In sum, the unbeliever is naturally repelled by God, though he may by an outside force for a time be pushed toward Him. The believer is naturally fixed on God, though he may by an outside force for a time be pushed away.

Rendering the Disease Incurable

Discussing Pelagius’ denial of original sin, John Calvin says, “Through this subtlety Satan attempted to cover up the disease and thus to render it incurable.”

How true! It often feels more compassionate to downplay the seriousness of sin, to call it something other than what it is, a disease or a weakness or a disability. But Calvin here nails it. All such attempts are not compassionate, but the opposite. Sin is a wicked rebellion against our creator. Calling it anything else is not a kindness, but rather a cruelty, as it “renders it incurable”. Calvin calls it a disease here, but only as an analogy, and not to say that sin is a medical condition which requires scientific treatments, as is so often proposed today.
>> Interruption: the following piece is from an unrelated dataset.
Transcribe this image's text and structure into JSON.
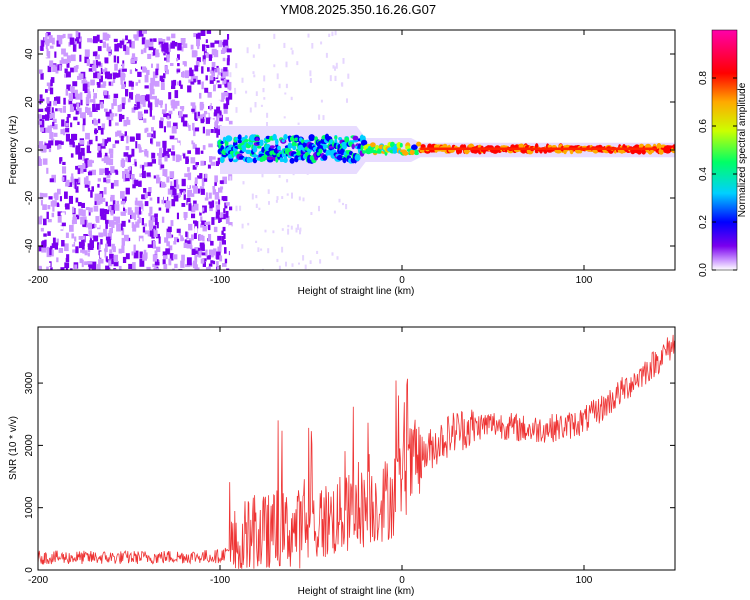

Calvin knew full well that there was only one cure for sin and for all that truly debilitates man, and he knew that the radical nature of the problem required an equally radical solution. Nothing but the blood of Jesus Christ will suffice.

Satan does not want you to be freed from sin. Satan wants you dead. One way he commonly achieves that result is to lull you to sleep, to calm your fears, to convince you that nothing is wrong with you, like a poisoner who tells you your stomach pain must just be indigestion which soon will pass. Therefore everyone ought to be thankful that God loves His creation enough to speak the harsh truth of our real condition, and to provide a remedy for it, in the blood of Christ and the power of the Spirit. Instead people say that orthodox Christianity is harsh and cruel, because that faith speaks the truth of man’s real state without concern for our feelings. But is it love to refrain from telling a man that he is dying, in order to spare his feelings?